В конце концов старший инспектор народного образования пересек площадь и зашел в банк, в маленькую комнату, где старый Сноупс сидел, положив ноги на каминную доску, в те часы, когда не занимался просроченными закладными, и я хотел бы собственными глазами посмотреть, как это было; посторонний человек входит в комнату и говорит примерно так: «Неужто вы, черт побери, не можете держать свою дочь дома или, по крайней мере, не пускать ее в официальные учреждения?» Безнадежная попытка: разве можно чего-то добиться, если дочери тридцать лет и она не только вдова, материально независима, она к тому же ветеран войны и фактически — Рэтлиф сказал бы «фанатически» — побывала под огнем. Да она и тут удержу не знала: дошло до того, что члены инспекции боялись отпирать двери во время заседания и даже не шли в полдень завтракать домой, а вместо этого им через заднее окошко передавали сандвичи из кафе «Дикси». И тут каждому могло прийти в голову, что, может статься, она-то и послушалась бы советов, последовала им, но он, старый Сноупс, не смел ее просить, уж не говорю — приказать ей бросить все это. Причины, конечно, никто не понимал. Можно было только гадать — какой вексель или закладную из его прошлого, за его подписью она держала в руках, вексель, благодаря которому он занял это место в задней комнатке банка и теперь мог сидеть и наживать состояние, выдавая ссуды и опротестовывая векселя.
Но вскоре ему пришлось вытерпеть не только надписи, сделанные неизвестно кем на тротуаре, по которому он проходил чуть ли не каждый раз, как шел из дому. Однажды ночью (я тогда был в Европе) на лужайке перед особняком вдруг запылал грубо сколоченный крест, пропитанный керосином, и горел до тех пор, пока полисмены, возмущенные, обозленные, но совершенно беспомощные, не прибежали и не потушили его; тут кто угодно, не только полисмены, оказались бы беспомощными. Поймите: если бы она жила самостоятельно, если бы она была просто дочерью какого-нибудь врача, или адвоката, или даже священника, это было бы одно, тогда это было бы поделом и ей и папаше. А вместо того надо же было ей оказаться не просто дочкой банкира, но дочкой того самого банкира, вот и выходило, что крест ярко озарял неопровержимый факт, что люди, запалившие его, дубины и олухи, и если защита белой расы находится в руках болванов, которые не могут, а главное, не умеют разобраться, где сад банкира, а где нет, значит, до чего же докатилась эта белая раса!
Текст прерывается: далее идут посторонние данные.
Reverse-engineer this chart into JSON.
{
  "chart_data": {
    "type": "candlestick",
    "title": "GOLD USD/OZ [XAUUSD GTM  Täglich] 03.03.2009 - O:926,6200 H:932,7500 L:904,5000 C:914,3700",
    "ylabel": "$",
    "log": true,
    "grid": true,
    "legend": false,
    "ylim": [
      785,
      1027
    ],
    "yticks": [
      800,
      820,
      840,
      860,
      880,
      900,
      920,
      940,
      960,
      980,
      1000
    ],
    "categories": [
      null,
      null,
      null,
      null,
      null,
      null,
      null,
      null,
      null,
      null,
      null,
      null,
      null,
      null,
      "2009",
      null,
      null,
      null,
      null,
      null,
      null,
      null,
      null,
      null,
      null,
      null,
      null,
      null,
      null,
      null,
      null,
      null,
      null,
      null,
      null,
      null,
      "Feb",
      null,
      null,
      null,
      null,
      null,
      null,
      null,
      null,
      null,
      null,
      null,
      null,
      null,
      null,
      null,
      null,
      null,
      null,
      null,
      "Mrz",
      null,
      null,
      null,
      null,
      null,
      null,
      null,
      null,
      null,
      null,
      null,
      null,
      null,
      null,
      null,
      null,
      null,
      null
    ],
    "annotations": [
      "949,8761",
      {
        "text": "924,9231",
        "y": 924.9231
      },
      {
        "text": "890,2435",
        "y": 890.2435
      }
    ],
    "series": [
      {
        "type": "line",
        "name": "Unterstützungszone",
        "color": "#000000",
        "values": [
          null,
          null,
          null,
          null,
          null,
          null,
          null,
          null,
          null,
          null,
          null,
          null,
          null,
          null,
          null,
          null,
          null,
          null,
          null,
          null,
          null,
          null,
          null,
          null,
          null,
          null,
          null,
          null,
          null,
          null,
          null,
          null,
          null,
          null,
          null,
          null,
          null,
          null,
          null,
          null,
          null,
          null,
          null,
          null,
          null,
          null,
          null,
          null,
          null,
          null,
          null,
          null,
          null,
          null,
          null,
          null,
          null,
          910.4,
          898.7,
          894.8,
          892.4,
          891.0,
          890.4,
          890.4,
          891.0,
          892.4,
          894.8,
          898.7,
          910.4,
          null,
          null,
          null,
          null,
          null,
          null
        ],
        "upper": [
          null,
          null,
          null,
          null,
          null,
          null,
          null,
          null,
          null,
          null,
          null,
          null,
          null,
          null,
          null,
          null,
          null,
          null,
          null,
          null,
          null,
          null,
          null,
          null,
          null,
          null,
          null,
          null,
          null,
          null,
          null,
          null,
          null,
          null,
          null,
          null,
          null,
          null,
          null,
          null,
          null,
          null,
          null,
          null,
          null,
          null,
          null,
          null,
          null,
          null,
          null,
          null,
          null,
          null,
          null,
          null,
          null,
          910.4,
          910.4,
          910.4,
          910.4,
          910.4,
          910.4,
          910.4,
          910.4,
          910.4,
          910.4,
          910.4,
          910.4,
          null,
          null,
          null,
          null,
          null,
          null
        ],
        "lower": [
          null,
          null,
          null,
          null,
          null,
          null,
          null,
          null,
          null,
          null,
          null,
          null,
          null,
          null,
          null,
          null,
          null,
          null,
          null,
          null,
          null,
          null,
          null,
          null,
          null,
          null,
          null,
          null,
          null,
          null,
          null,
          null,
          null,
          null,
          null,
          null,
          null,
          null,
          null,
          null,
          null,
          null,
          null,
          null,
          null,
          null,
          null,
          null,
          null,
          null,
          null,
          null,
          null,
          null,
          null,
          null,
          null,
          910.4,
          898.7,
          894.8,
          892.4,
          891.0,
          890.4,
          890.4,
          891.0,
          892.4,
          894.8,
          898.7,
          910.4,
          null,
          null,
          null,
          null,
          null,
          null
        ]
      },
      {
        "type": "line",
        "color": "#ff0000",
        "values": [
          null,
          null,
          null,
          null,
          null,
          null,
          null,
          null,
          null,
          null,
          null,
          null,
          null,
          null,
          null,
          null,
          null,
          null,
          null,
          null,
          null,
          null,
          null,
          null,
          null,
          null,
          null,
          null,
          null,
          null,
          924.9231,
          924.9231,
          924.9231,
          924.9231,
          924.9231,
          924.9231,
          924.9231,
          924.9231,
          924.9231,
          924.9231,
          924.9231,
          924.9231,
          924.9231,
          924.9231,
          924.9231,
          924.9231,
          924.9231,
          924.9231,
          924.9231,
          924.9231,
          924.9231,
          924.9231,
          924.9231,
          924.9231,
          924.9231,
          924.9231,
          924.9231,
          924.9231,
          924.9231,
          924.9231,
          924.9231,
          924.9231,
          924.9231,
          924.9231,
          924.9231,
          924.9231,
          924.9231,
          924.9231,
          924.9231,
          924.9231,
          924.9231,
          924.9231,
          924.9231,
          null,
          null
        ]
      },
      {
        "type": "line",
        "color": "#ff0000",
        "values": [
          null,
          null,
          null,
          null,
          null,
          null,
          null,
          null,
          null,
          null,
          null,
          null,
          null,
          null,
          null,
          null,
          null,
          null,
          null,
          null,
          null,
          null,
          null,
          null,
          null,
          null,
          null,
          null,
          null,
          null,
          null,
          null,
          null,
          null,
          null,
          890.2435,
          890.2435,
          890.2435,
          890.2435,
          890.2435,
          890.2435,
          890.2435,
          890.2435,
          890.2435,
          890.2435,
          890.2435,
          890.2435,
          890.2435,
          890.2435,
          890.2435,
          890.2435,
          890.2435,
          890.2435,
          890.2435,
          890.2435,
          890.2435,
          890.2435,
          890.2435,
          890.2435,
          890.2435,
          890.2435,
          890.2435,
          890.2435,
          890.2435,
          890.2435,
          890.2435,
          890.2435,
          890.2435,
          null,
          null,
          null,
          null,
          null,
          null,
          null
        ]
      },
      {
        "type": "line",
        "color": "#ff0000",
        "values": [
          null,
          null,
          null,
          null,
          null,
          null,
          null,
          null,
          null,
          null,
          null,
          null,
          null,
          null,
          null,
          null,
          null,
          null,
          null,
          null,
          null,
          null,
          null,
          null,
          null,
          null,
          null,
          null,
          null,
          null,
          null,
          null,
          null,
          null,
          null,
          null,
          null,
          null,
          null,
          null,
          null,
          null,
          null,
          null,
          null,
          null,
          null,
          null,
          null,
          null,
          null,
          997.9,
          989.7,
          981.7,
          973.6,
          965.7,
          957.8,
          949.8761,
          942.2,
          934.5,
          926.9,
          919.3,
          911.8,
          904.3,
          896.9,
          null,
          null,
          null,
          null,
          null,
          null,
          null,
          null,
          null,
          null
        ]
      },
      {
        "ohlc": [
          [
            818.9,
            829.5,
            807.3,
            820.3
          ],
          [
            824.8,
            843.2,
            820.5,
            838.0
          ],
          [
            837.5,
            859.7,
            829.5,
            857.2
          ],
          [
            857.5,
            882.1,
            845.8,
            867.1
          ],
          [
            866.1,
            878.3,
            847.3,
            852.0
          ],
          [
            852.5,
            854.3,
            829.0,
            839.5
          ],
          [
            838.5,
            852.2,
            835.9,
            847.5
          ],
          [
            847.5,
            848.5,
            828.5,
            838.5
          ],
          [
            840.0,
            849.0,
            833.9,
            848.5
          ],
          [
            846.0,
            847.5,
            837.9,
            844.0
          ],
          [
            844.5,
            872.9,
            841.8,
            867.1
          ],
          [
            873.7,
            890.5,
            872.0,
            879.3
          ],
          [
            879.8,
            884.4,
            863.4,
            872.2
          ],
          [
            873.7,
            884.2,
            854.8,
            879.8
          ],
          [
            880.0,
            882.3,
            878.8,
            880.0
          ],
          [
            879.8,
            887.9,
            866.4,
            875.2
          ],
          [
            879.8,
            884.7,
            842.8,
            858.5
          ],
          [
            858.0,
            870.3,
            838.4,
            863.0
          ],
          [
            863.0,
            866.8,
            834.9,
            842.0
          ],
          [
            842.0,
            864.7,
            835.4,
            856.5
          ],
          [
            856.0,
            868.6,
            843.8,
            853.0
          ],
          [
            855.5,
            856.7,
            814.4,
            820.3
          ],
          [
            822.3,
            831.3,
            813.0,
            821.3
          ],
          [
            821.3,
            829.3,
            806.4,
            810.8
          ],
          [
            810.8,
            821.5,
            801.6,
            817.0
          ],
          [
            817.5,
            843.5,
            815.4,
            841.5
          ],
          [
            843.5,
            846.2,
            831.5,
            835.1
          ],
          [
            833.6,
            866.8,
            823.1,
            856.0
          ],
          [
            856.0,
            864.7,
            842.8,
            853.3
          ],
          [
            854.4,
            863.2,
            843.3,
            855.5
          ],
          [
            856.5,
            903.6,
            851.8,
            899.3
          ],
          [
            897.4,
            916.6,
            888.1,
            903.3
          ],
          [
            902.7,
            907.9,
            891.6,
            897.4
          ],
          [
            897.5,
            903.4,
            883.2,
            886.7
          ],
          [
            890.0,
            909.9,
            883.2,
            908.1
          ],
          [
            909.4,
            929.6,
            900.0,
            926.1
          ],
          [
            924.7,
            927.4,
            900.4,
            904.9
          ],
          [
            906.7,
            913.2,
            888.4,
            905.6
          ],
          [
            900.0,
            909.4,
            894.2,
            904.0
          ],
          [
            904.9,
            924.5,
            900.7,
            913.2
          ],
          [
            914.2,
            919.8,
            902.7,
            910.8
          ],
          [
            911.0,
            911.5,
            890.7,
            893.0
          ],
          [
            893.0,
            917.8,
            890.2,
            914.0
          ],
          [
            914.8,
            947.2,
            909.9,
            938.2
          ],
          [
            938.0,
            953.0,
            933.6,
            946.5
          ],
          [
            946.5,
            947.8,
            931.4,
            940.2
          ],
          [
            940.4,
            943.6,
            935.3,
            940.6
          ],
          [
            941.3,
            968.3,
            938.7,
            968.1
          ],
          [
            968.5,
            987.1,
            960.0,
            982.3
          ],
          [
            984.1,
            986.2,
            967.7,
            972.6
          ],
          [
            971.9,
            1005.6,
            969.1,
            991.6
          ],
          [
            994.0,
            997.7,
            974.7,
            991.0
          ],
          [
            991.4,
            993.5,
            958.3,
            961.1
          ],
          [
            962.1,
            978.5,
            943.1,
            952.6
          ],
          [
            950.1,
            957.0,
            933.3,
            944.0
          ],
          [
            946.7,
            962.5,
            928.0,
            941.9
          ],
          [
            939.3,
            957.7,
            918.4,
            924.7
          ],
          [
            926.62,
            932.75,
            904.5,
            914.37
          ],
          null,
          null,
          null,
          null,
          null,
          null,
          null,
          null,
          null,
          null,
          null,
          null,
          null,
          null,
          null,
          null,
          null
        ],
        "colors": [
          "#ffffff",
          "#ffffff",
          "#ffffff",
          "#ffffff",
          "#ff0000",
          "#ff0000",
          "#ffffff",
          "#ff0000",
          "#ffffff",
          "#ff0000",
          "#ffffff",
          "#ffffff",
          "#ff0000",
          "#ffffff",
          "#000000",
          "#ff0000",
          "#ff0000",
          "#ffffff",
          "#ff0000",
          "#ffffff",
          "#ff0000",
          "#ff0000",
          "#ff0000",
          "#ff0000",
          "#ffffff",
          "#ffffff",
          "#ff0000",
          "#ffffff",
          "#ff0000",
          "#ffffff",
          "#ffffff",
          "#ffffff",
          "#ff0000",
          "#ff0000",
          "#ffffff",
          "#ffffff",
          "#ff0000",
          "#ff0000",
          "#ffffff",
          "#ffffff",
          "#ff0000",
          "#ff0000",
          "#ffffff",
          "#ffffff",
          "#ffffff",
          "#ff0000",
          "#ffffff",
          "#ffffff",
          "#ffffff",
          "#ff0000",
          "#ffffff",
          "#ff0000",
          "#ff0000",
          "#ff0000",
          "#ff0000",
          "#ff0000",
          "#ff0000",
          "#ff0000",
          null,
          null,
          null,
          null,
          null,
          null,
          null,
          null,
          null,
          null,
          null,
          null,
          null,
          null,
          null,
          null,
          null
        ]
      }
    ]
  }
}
А через месяц был Мюнхен. Потом — пакт Сталина с Гитлером, и уж теперь, когда Флем утром выходил из дому в своей черной банкирской шляпе и в галстуке бабочкой, жуя все ту же неизменную пустоту, как говорил Рэтлиф, ему приходилось идти не по каким-то обычным заборным словам, теперь огромные буквы складывались в три слова, покрывавшие весь тротуар перед его домом в разных сочетаниях и перестановках: «КОЛЬ КОММУНИСТКА ЖИДОВКА».
И он, банкир, консерватор, реакционер, который приложил больше усилий, чем кто бы то ни было в Джефферсоне или во всем Йокнапатофском округе, чтобы повернуть время вспять, по крайней мере, к 1900 году, должен был идти по этим словам, как будто их и вовсе не было, будто они были написаны на другом языке, в другом веке, и вполне естественно, что он их не понимает, и весь Джефферсон, — во всяком случае, через своих представителей, — следил за ним, смотрел, не выдаст ли он себя. Но что же он мог сделать? Теперь-то становилось понятно, что это правда, что действительно на нем лежал запрет, — не сметь! — потому что он завоевал себе положение, одержал победу, а за этим крылись уже две смерти: не только самоубийство матери, сделавшее Линду сиротой, но и то, что, будь он другим человеком, его жене не надо было бы стреляться, а он мог бы воспитать такую дочку, чей муж, Бартон Коль, не был бы и скульптором и евреем, да еще с гороскопом, где значилась испанская война. Но в следующую минуту у людей появлялись совершенно противоположные мысли: видно, эти надписи на тротуаре, по которым ему приходилось ступать всякий раз, как он выходил из дому, не были для него ни мрачным предзнаменованием, ни угрозой гибели, так же как неудачно выданный вексель не был для него непоправимым несчастьем, раз деньги сами по себе еще не отменены. И что никогда ему и в голову не пришла бы мысль: «Это мой крест, я буду нести его», — потому что думал он так: «Мне теперь одно нужно, чтобы люди думали, будто это мой крест, а не мой ход в игре».